Family budgets are burning and from the threat of a generalized wave of price increases that is beginning to be felt in the Greek market. The rally that has been recorded for a few months now in raw materials and transportation costs worldwide is “knocking” at Greece’s door, with the first major price increases having already appeared in a wide range of products, from food and consumer goods to building materials and animal feed (up to 40%).

The phenomenon is expected to intensify over the next period as information indicates that significant price increases have been launched that will be reflected directly on the shelves of supermarkets. Pork (up 17%), imported cheeses, oils (of all kinds over 5%), legumes (up to 8%), sugar, baby milk, mayonnaise, baby care items (over 6%), air fresheners and many more products are getting ready to climb, further straining family budgets.

Similar pressures are being exerted on other categories, with experts and analysts worried about how things might turn out, as suppliers’ resilience to absorbing the extra costs is limited. Indicative is the case of fertilizers, which have already risen between 20% and 30%. Traders in the industry say they are receiving messages from major suppliers that prices are not expected to fall below these levels for the rest of this year. The upward trend is also recorded in the indices of the Hellenic Statistical Service (ELSTAT), such as the indices of output prices of agricultural production, ie the selling prices of products. For example, the crop production index increased in March by 6.1% compared to 2020 and the livestock production index by 0.6% compared to 2020.
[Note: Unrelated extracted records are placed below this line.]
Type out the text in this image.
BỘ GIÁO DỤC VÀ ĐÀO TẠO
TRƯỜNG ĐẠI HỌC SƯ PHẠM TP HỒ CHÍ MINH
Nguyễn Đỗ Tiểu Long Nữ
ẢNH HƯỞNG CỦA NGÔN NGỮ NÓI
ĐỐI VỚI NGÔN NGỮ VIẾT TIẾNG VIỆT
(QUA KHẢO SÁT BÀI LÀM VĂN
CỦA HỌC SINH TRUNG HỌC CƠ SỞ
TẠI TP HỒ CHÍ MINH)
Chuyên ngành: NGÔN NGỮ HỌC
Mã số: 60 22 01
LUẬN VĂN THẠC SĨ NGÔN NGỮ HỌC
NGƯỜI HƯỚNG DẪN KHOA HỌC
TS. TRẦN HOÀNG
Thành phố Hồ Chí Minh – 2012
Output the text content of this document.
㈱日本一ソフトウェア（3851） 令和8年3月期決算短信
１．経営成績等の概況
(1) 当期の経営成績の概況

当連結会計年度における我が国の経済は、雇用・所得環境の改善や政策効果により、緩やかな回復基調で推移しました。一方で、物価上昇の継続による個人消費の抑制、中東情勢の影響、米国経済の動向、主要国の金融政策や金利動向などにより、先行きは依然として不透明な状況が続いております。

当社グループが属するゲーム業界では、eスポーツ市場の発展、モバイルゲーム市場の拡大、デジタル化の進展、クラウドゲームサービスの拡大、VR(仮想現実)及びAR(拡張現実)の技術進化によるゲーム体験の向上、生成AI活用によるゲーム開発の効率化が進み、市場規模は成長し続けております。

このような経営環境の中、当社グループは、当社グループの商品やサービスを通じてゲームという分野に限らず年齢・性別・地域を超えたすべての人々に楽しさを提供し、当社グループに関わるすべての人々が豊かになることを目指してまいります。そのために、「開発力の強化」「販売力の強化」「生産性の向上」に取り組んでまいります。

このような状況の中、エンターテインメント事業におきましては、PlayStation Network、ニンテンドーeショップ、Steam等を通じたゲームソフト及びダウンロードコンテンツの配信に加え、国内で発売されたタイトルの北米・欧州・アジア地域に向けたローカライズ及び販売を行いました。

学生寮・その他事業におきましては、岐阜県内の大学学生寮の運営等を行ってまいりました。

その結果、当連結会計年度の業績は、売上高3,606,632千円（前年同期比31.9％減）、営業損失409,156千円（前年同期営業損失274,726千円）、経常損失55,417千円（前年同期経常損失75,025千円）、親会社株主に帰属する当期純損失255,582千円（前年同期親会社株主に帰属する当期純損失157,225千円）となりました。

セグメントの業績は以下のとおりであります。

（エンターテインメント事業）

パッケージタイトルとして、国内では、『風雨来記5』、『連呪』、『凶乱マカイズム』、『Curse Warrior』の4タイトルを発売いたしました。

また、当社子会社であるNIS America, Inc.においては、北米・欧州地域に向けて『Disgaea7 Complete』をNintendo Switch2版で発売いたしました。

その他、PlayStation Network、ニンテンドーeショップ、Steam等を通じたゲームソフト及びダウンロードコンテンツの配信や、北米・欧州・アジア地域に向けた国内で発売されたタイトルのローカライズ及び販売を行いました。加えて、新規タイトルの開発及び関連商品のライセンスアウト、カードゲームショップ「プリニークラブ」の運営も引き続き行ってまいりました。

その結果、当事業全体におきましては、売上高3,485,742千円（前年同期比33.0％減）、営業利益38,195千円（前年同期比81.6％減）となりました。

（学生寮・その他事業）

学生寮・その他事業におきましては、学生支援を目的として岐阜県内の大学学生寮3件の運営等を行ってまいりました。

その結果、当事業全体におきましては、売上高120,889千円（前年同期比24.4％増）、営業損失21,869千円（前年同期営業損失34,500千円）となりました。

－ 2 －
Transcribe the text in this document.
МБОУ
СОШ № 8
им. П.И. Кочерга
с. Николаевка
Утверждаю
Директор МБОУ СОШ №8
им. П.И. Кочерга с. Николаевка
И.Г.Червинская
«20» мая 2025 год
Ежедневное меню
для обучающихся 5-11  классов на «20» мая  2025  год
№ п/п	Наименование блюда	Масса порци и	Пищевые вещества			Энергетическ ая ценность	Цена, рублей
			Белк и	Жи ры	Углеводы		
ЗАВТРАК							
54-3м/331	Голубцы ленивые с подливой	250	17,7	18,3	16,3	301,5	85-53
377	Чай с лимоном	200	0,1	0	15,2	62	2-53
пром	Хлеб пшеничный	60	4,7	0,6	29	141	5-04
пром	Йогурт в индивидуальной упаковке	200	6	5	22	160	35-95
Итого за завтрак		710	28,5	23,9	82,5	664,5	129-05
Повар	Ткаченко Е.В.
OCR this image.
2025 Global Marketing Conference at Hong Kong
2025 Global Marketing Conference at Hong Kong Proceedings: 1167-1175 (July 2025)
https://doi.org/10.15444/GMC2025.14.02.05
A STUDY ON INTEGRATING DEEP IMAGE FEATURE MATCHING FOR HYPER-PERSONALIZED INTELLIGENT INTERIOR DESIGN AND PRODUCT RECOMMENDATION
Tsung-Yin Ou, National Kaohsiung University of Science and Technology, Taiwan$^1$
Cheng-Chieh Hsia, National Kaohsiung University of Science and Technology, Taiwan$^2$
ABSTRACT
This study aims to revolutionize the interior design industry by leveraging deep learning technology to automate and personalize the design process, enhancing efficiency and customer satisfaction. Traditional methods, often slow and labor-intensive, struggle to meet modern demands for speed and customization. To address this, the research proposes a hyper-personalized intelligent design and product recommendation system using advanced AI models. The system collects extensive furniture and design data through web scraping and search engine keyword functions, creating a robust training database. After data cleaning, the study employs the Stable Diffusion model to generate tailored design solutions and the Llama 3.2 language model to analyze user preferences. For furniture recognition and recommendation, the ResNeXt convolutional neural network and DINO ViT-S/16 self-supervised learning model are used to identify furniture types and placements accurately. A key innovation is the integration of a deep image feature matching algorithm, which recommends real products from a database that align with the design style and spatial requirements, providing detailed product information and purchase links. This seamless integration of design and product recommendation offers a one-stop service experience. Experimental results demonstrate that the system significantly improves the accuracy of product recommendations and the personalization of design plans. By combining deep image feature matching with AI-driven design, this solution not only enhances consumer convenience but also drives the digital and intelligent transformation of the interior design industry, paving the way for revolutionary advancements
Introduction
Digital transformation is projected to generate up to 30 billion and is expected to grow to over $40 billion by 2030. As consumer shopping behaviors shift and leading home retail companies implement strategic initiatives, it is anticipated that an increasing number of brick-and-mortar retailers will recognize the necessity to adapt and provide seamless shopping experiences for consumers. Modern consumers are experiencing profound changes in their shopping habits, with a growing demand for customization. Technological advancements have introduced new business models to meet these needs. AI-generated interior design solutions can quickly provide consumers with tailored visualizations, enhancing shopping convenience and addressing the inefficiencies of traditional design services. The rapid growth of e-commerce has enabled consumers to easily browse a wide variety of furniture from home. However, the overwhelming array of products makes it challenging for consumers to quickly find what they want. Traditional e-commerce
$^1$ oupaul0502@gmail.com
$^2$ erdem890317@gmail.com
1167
The issue is being closely monitored by the government, with competent sources not hiding their concerns about imported inflation and how it could affect the recovery of the Greek economy. A generalized precision can act as a deterrent to the reheating of consumption, which is a key issue for the Greek economy to move forward in the post-Covid era.

“We do what we can”
Businesses, on the other hand, seem to be trying their best to keep prices down and prevent any passing on to the end consumer. Which is not always easy as it depends on the burden they incur. There is great concern about where this situation will lead… The alarms are being rung by the heads of large food and catering industries, who point out that there are upward trends throughout the production chain, from milk and nitrogen to packaging materials and plastic.

The business community insists that a de-escalation of taxation could provide a solution to the problem that is starting to emerge. The reduction of VAT is estimated to lead to a restraint of prices, while leading to a stimulus to demand and consequently to a strengthening of public revenues. It is something that, as people in the market say, has worked in the past and can prove to be functional now.